RESUMO: O presente artigo pretende investigar, de modo comparativo, as personagens Aurélia Camargo, de José de Alencar, e Eloise Bridgerton, de Julia Quinn, personagens conhecidas por desafiar, em busca de autonomia e independência, as normas sociais da sua época. Busca-se entender os pontos de convergência e divergência entre elas, principalmente pensando na inquestionável influência do contexto de criação de cada uma delas, uma vez que a personagem do escritor brasileiro José de Alencar foi desenvolvida no século XIX, enquanto a da escritora norte-americana é uma tentativa do contemporâneo século XXI de representar o contexto social do século XIX.

Palavras-chave: Eloise Bridgerton; Aurélia Camargo; Senhora; Bridgerton.

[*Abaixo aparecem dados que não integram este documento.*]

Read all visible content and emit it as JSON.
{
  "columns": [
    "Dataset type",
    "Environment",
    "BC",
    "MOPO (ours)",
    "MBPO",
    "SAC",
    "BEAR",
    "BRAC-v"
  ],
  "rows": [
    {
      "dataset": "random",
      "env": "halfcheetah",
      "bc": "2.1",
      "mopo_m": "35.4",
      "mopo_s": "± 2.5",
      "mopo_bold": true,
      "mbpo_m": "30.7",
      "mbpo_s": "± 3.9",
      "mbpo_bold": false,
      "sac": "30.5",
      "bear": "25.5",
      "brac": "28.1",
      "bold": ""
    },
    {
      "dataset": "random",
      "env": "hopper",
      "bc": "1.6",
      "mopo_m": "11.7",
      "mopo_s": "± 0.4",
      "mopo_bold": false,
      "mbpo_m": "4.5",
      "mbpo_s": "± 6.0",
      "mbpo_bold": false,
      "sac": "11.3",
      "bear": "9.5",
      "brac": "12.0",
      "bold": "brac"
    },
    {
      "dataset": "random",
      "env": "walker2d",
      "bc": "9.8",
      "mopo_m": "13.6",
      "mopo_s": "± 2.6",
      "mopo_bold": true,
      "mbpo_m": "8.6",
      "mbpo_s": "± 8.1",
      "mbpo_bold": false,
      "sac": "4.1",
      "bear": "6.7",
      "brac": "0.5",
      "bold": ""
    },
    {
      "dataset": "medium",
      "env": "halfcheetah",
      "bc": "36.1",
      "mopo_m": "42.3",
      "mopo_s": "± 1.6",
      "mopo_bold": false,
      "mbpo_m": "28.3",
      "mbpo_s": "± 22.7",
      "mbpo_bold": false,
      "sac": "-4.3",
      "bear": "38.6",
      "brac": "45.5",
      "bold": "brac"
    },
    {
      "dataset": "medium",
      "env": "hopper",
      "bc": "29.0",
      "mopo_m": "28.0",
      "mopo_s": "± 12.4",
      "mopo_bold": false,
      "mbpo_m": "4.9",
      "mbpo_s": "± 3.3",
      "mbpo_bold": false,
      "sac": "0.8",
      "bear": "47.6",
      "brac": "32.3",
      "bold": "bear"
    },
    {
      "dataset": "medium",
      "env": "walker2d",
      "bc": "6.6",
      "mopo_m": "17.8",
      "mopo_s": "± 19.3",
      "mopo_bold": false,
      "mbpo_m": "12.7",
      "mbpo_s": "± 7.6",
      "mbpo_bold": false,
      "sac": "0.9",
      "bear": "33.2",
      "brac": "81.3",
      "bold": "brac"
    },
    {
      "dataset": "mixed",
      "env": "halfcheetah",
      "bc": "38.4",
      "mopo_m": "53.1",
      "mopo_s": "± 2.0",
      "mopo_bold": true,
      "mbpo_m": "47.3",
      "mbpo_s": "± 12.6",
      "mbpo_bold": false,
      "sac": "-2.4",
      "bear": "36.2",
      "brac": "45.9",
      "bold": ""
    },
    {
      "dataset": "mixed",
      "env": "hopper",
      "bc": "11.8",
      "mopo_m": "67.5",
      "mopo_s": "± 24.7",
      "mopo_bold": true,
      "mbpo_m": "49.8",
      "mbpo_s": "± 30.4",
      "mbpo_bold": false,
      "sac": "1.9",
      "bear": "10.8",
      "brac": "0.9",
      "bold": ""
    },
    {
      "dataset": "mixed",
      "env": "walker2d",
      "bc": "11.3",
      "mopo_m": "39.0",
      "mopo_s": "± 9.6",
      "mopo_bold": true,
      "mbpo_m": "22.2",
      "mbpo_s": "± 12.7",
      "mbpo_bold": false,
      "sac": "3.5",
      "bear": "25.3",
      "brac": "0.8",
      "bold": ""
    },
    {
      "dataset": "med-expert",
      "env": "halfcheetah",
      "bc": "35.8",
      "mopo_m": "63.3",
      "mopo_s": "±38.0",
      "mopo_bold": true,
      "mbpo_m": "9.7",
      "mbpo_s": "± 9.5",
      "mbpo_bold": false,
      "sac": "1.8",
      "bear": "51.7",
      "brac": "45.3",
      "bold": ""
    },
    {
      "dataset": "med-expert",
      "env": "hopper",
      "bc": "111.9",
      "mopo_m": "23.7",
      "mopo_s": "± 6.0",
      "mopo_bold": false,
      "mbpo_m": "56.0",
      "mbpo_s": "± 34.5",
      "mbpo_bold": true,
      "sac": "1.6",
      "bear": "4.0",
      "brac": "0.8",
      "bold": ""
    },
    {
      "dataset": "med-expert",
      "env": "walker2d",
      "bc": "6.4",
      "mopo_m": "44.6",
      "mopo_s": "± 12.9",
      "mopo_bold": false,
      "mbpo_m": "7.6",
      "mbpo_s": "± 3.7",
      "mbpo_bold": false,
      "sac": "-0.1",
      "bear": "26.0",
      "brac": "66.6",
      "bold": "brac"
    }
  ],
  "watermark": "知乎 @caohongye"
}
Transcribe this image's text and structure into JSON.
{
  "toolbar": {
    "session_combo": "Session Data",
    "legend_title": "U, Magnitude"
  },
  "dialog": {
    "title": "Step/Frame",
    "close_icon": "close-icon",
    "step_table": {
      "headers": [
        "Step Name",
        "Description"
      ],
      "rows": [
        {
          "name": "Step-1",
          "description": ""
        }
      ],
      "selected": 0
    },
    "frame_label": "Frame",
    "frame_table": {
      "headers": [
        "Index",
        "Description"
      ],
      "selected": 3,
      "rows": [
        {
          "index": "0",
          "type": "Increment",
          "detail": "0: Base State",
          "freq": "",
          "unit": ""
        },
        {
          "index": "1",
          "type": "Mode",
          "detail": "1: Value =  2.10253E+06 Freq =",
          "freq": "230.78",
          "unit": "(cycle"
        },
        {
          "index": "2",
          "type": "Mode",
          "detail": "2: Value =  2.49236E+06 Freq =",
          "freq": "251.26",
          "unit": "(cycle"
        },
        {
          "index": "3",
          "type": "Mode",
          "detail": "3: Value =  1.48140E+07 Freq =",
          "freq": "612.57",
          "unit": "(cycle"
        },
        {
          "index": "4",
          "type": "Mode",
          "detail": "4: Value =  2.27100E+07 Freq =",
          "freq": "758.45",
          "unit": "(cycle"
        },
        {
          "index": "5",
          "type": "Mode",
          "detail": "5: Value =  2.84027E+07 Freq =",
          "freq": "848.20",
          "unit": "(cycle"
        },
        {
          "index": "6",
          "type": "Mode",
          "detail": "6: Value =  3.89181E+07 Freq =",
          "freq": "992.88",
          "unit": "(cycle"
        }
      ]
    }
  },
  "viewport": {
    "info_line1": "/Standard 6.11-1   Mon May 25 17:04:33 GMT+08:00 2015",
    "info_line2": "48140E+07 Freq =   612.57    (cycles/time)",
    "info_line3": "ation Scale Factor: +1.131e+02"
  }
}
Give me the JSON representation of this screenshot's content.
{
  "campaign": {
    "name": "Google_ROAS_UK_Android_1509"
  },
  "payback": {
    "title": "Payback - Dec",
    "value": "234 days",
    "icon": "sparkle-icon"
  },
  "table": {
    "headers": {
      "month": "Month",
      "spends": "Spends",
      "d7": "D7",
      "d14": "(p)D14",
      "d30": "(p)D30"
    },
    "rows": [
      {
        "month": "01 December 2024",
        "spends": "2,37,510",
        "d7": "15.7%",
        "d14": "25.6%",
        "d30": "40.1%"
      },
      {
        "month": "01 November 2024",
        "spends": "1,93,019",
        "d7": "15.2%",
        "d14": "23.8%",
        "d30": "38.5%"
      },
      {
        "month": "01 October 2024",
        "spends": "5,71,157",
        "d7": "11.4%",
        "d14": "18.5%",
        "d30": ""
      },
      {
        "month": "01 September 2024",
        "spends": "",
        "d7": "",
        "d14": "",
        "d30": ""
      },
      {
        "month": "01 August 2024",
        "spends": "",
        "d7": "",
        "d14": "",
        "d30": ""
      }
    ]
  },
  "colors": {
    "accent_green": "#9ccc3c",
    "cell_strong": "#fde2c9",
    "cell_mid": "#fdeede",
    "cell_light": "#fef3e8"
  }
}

ABSTRACT: This paper aims to investigate, in a comparative way, the characters Aurélia Camargo, by José de Alencar, and Eloise Bridgerton, by Julia Quinn, both known for challenging,looking for their autonomy and independence, the social rules of their time. The study seeks to understand the points of convergence and divergence between them, particularly considering the undeniable influence of the context in which each was created, given that the Brazilian author’s character was developed in the 19th century, while the American writer’s character is a contemporary 21st-century attempt to represent the social context of the 19th century.

Keywords: Eloise Bridgerton; Aurélia Camargo; Senhora; Bridgerton.

1. Introdução

São os personagens os responsáveis pelo desenvolvimento e desempenho dos enredos em que estão inseridos (Gancho, 2001, p. 10). Sendo eles invenção do autor, cabe a este desenvolvê-los de modo que o leitor seja capaz de interpretá-los e entendê-los em toda a sua complexidade e verossimilhança, cujas ações e motivações refletem não só nas tensões da própria narrativa, mas também nas convenções sociais, por sua vez baseadas na própria intenção do autor de criticá-las e subvertê-las.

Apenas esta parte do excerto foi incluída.